Beyond the feasts of food, hectic schedules and family visits, you’ll know the holidays have arrived when you find yourself standing knee-deep in a room filled with crumpled wrapping paper.
Americans throw away 83 million tons of paper trash, including tissue paper and cardboard boxes, according to an Environmental Protection Agency study in 2007. Between Thanksgiving and Christmas, the amount of household garbage in the U.S. increases by 25 percent, the EPA’s website states.
If everyone wrapped three holiday gifts with recycled or reused materials, it would save enough paper to cover 45,000 football fields, according to a Use Less Stuff Report published in 1996.
If every family reused just 2 feet of holiday ribbon, the saved ribbon (38,000 miles) could tie a bow around the entire planet, the ULS Report states.
While there are some options for 100 percent recycled wrapping paper, you can likely wrap all of the gifts on your list with materials you already have in your home.
Choosing the right eco-friendly options can personalize your gift in a way that mass-produced store-bought gift wrap can’t match.
Here are some ideas for wrapping gifts the Earth-friendly way.
For travel lovers:
Use a map from a summer -vacation or favorite location to wrap the present. Or pick up some extra maps from your local AAA location. Make a gift tag with some ephemera, such as a brochure, ticket stub or postcard from a recent trip.
For nature lovers:
Incorporate some natural elements such as pine cones, evergreen branches or holly. We used pine cones along with dried sunflowers and sorghum from Roots Cut Flower Farm in Carlisle (for more search on localharvest.org). If you’re using fresh greens that will brown over time, be sure to wrap the present within a few days of giving it.
Use a gift bag that can be -easily folded and used again. Or make your own recycled wrapping paper by using a paper bag or the pages from an old book, newspaper or -magazine. Add ribbon, dried flowers or a recycled-paper star to top it off. We used a lunch bag, crumpled to add texture, and dried straw flowers from Roots Cut Flower Farm.
For music lovers:
Print out sheet music from a website such as www.noelnoelnoel.com. Select a favorite song or a Christmas carol, and print it out on your home printer. Or use any sheet music you might have from the budding musician in your home.

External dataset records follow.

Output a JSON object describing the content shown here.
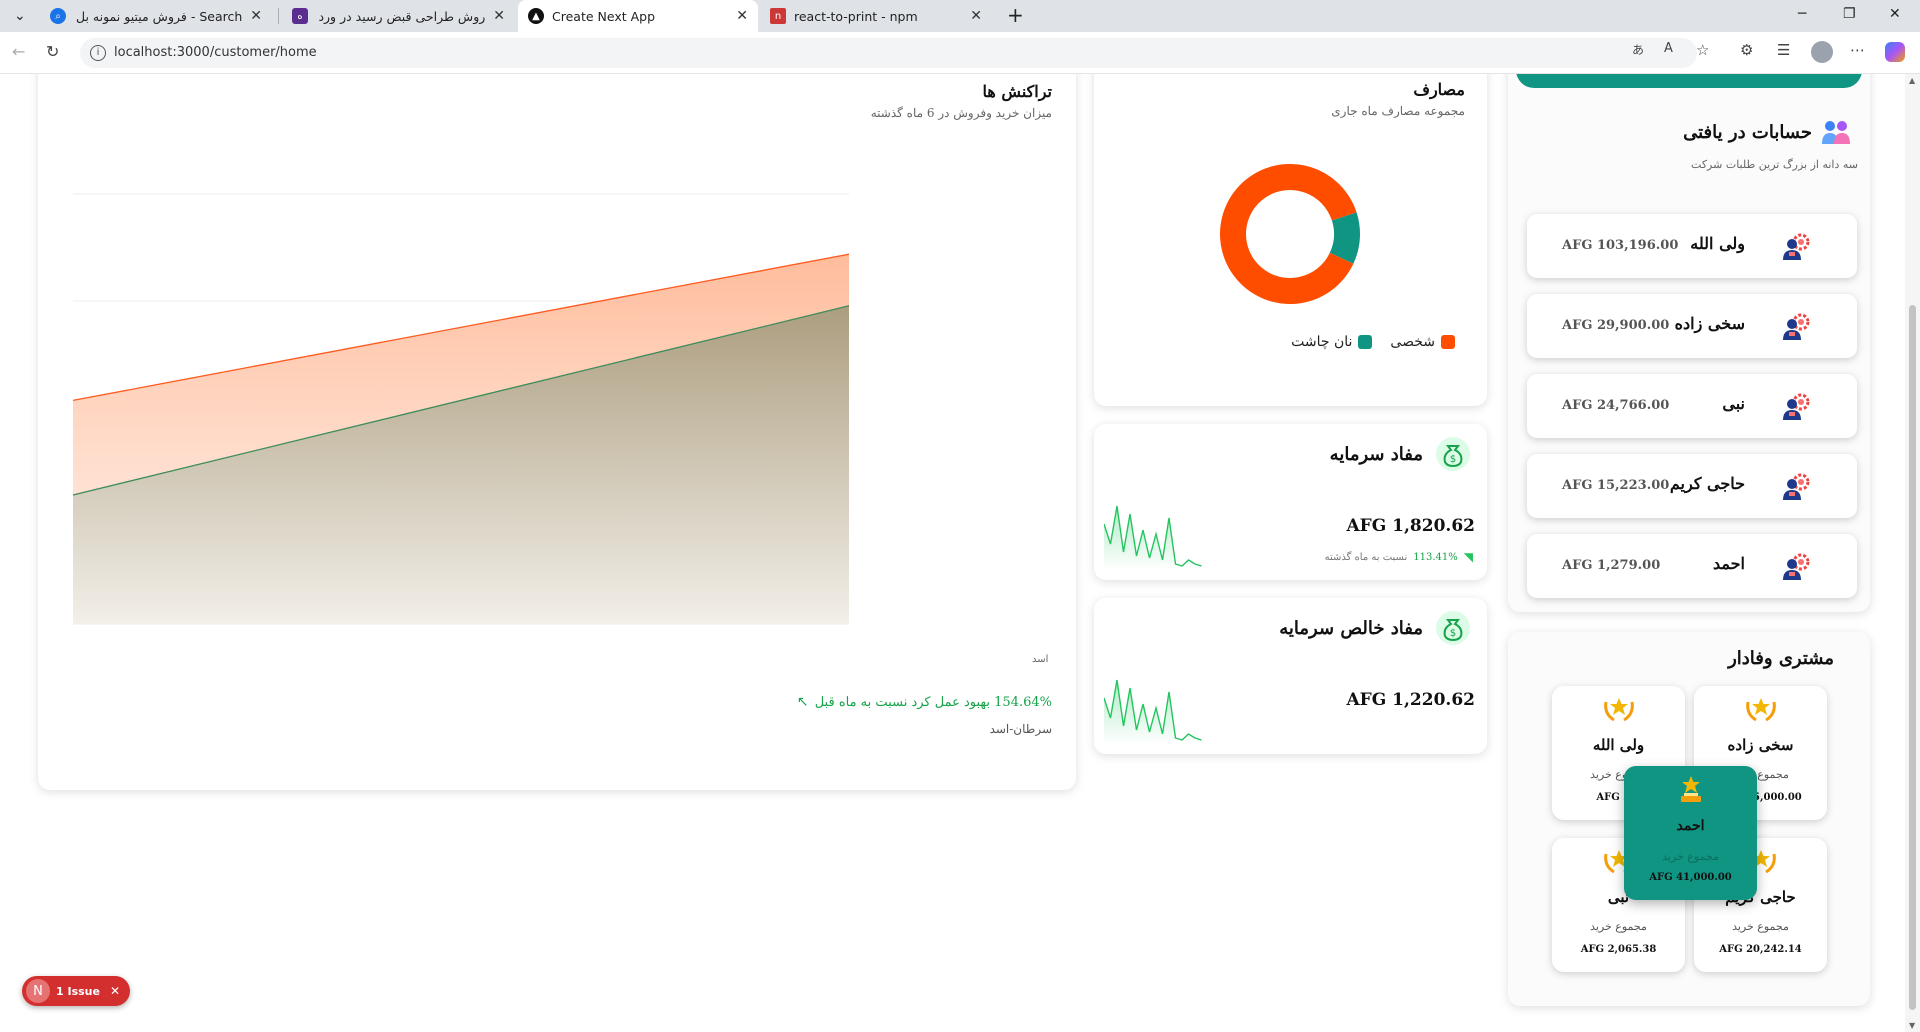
{
  "browser": {
    "tabs": [
      {
        "label": "Search - فروش میتیو نمونه بل رسید"
      },
      {
        "label": "روش طراحی قبض رسید در ورد | دان"
      },
      {
        "label": "Create Next App"
      },
      {
        "label": "react-to-print - npm"
      }
    ],
    "url": "localhost:3000/customer/home",
    "colors": {
      "tab_bar": "#dfe3e8",
      "npm_red": "#cb3837"
    }
  },
  "transactions": {
    "title": "تراکنش ها",
    "subtitle": "میزان خرید وفروش در 6 ماه گذشته",
    "x_tick": "اسد",
    "improvement_text": "154.64% بهبود عمل کرد نسبت به ماه قبل",
    "period": "سرطان-اسد",
    "colors": {
      "sales": "#ff5a1f",
      "purchase": "#3c8c5a",
      "positive": "#16a34a"
    }
  },
  "chart_data": [
    {
      "type": "area",
      "title": "تراکنش ها",
      "subtitle": "میزان خرید وفروش در 6 ماه گذشته",
      "x": [
        "سرطان",
        "اسد"
      ],
      "series": [
        {
          "values": [
            52,
            86
          ]
        },
        {
          "values": [
            30,
            74
          ]
        }
      ],
      "ylim": [
        0,
        100
      ],
      "grid": true
    },
    {
      "type": "pie",
      "title": "مصارف",
      "subtitle": "مجموعه مصارف ماه جاری",
      "categories": [
        "شخصی",
        "نان چاشت"
      ],
      "values": [
        88,
        12
      ],
      "colors": [
        "#ff4d00",
        "#109583"
      ],
      "legend": "bottom"
    }
  ],
  "expenses": {
    "title": "مصارف",
    "subtitle": "مجموعه مصارف ماه جاری",
    "legend": [
      {
        "label": "شخصی",
        "color": "#ff4d00"
      },
      {
        "label": "نان چاشت",
        "color": "#109583"
      }
    ]
  },
  "capital_profit": {
    "title": "مفاد سرمایه",
    "amount": "AFG 1,820.62",
    "change": "113.41%",
    "change_label": "نسبت به ماه گذشته",
    "icon": "money-bag-icon"
  },
  "net_profit": {
    "title": "مفاد خالص سرمایه",
    "amount": "AFG 1,220.62",
    "icon": "money-bag-icon"
  },
  "receivables": {
    "title": "حسابات در یافتی",
    "subtitle": "سه دانه از بزرگ ترین طلبات شرکت",
    "items": [
      {
        "name": "ولی الله",
        "amount": "AFG 103,196.00"
      },
      {
        "name": "سخی زاده",
        "amount": "AFG 29,900.00"
      },
      {
        "name": "نبی",
        "amount": "AFG 24,766.00"
      },
      {
        "name": "حاجی کریم",
        "amount": "AFG 15,223.00"
      },
      {
        "name": "احمد",
        "amount": "AFG 1,279.00"
      }
    ]
  },
  "loyal": {
    "title": "مشتری وفادار",
    "label": "مجموع خرید",
    "cards": [
      {
        "name": "سخی زاده",
        "amount": "AFG 35,000.00"
      },
      {
        "name": "ولی الله",
        "amount": "AFG 25,"
      },
      {
        "name": "حاجی کریم",
        "amount": "AFG 20,242.14"
      },
      {
        "name": "نبی",
        "amount": "AFG 2,065.38"
      }
    ],
    "featured": {
      "name": "احمد",
      "amount": "AFG 41,000.00"
    },
    "colors": {
      "teal": "#109583",
      "gold": "#f2b705"
    }
  },
  "dev_badge": {
    "letter": "N",
    "text": "1 Issue"
  }
}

To give the paper an antique look, boil a few cups of water and add a tea bag. Allow the tea bag to cool before handling, then brush it across the page like a paintbrush to get a marbled look.
For an even color application, allow the cup of tea to cool and pour into a jellyroll pan along with the sheet music pages. Allow to soak for about 30 -minutes, then remove the paper and lay flat to dry. To avoid wrinkles, secure the paper while it dries with an old towel and several books on top.
Recommended for You
Top the gift with cardstock cut into the shape of a treble clef. Tie a ribbon strung with jingle bells around the gift to add an audible musical element.
For the prepster:
Use acrylic paint or rubber stamping ink on the end of a pencil eraser to stamp on polka dots.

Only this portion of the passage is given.